Penthésilée et Lysippé avaient redoublé de violence et de puissance dans leur armatura de secutors, Sabina avait déployé toute son agilité bondissante face à la solide Xantha, Marpessa et Enyo qui comme elle combattaient sous l'armatura des thraces, avaient offert au public une magnifique démonstration d'escrime. Les trois paires de gladiatrices avait donné le meilleur d'elles-mêmes et Téos leur promit pour le lendemain soir, du vin et des mets fins, ainsi qu'une généreuse prime à leur retour au ludus de Sidé. Il les donna en exemple aux hommes qui pourtant, pour ceux qui avaient déjà combattu, n'avaient pas démérité face à des adversaires que certains ne connaissaient pas, et encouragea les autres à ne pas le décevoir et à égaler, sinon à surpasser la performance de leurs six camarades.
Aeshma grognait dans son coin, vexée que Téos osât douter de leurs qualités. Il l'avait miraculeusement appairée à Atalante et elle attendait avec impatience de prendre une revanche restée sans suite depuis le mois de juin de l'année dernière. Marcia avait été allouée à Astarté, ce qui ne lui semblait pas un combat très équilibré, mais plutôt intelligemment pensé de la part de Téos.

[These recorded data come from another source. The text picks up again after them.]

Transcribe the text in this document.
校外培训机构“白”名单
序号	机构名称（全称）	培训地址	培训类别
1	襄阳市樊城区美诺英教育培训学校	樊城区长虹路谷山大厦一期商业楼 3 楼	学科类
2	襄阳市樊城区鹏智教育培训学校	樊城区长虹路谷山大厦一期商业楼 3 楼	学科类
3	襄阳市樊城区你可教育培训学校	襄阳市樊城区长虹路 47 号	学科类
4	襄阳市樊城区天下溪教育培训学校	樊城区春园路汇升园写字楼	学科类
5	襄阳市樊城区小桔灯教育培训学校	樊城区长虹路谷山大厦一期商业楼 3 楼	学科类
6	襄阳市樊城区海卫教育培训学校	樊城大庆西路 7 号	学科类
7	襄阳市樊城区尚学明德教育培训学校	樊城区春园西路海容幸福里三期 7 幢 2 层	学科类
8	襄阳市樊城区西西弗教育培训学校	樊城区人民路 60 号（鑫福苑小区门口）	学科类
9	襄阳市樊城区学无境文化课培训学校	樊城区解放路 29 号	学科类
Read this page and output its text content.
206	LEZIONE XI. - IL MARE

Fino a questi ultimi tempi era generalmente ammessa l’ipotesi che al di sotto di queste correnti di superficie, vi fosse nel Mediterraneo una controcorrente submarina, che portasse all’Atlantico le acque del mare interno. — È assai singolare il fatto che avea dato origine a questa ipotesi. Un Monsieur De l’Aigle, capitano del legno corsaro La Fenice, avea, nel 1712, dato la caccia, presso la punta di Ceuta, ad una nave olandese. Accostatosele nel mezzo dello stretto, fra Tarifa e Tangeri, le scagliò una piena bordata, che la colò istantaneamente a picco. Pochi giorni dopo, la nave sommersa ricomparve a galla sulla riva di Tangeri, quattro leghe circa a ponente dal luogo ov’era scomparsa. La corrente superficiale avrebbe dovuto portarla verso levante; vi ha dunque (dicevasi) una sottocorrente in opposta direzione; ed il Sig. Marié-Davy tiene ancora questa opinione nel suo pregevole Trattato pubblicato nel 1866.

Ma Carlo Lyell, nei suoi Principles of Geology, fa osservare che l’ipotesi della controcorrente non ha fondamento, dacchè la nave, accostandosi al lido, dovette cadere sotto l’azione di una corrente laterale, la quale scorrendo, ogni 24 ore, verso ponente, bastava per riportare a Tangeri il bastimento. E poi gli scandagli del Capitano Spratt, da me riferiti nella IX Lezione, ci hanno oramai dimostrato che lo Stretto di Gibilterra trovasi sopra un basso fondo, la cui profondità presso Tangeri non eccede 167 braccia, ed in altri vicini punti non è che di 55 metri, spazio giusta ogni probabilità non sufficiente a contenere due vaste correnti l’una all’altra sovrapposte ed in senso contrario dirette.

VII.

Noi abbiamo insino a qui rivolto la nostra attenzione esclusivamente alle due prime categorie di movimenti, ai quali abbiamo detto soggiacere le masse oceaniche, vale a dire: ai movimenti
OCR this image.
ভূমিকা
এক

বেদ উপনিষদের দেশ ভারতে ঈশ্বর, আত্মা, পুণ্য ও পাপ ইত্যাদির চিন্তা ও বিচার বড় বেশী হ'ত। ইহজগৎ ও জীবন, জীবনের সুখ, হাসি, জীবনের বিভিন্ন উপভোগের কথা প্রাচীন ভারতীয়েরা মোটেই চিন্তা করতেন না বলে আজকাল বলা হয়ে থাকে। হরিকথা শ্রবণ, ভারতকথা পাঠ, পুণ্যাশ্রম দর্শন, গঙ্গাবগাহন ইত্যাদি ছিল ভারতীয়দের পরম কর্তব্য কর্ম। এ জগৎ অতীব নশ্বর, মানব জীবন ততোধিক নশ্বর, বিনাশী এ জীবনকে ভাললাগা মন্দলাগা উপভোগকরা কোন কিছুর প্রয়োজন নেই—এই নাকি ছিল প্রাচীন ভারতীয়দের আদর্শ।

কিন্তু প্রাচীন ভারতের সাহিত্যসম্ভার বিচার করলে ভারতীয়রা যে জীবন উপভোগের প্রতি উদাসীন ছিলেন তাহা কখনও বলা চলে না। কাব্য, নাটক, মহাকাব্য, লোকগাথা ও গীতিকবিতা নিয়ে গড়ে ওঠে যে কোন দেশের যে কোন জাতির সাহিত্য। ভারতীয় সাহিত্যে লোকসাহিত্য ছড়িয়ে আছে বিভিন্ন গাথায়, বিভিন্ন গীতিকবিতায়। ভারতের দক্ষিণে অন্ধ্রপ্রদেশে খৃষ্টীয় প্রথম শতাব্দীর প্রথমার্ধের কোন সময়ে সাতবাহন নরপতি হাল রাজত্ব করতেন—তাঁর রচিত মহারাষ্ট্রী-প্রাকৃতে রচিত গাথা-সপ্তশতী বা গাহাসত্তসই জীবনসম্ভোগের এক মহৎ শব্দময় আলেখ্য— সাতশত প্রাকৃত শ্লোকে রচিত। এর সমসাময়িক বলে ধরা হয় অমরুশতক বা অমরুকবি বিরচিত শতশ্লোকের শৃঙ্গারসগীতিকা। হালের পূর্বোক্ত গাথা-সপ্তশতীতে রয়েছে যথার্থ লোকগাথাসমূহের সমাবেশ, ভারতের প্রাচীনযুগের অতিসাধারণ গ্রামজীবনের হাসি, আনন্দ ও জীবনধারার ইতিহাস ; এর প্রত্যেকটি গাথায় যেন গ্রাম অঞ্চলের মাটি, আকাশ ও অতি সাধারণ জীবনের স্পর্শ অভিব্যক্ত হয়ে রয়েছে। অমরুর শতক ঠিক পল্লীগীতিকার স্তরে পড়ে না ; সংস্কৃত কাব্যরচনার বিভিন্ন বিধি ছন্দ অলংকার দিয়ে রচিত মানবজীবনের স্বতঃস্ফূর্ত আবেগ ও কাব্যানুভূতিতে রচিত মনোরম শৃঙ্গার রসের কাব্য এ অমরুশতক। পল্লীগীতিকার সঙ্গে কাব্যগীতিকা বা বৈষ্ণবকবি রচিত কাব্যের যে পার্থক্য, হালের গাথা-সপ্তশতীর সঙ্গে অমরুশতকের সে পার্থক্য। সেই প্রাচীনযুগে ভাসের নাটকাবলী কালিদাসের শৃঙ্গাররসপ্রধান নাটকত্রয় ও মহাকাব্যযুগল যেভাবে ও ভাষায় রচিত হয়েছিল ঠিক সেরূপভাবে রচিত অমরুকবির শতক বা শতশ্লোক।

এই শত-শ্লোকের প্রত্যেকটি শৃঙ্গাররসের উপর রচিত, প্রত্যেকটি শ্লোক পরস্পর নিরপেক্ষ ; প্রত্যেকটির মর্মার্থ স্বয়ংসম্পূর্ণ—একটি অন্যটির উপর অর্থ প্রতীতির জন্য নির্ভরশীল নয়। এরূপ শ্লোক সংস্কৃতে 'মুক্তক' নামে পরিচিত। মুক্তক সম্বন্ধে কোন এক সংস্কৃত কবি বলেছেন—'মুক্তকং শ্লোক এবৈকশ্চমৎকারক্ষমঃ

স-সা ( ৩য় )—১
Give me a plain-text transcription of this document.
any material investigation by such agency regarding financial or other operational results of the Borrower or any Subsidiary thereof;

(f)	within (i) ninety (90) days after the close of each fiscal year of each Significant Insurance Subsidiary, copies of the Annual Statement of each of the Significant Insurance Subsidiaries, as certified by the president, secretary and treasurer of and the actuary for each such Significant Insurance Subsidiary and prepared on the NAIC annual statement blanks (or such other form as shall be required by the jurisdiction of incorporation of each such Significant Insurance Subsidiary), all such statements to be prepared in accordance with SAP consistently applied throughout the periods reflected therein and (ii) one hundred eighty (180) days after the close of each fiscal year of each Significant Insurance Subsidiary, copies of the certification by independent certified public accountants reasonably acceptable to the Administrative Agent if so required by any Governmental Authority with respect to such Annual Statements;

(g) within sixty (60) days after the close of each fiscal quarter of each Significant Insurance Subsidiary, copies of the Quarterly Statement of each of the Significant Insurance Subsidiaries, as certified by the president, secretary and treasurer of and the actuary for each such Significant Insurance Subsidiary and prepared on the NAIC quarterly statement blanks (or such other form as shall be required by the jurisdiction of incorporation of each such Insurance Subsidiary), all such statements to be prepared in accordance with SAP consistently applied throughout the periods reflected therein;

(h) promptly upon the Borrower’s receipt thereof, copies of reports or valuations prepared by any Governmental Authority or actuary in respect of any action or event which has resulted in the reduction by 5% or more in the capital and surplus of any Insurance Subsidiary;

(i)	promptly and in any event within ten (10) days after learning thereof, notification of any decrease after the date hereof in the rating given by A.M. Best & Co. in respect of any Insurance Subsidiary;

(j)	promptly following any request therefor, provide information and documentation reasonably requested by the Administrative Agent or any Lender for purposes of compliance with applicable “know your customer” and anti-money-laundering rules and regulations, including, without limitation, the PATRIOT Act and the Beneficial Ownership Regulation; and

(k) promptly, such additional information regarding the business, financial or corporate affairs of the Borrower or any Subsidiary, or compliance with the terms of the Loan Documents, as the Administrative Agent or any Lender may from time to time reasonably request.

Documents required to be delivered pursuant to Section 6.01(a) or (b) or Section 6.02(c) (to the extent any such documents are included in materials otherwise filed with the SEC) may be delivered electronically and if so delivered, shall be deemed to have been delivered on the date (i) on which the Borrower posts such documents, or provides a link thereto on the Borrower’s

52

Marcia avait gagné son premier combat. Elle avait égorgé. Maintenant, pour son deuxième combat, la jeune gladiatrice devait réaliser qu'elle n'était pas invincible, qu'elle devait encore travailler pour atteindre un jour le premier palus. Astarté saurait profiter de toutes ses faiblesses sans l'humilier et la mettre suffisamment en valeur pour que le public l'appréciât. Les melioras en avaient parlé entre elles. La Dace aux large épaules avait, sur ce point, rassuré Aeshma et Atalante, et leur avait promis que le combat aurait aux yeux du public l'aspect d'un véritable combat, mais que pour elle, il tiendrait lieu d'entraînement en situation réelle. Atalante était restée silencieuse alors qu'Aeshma remerciait Astarté et lui donnait quelques conseils.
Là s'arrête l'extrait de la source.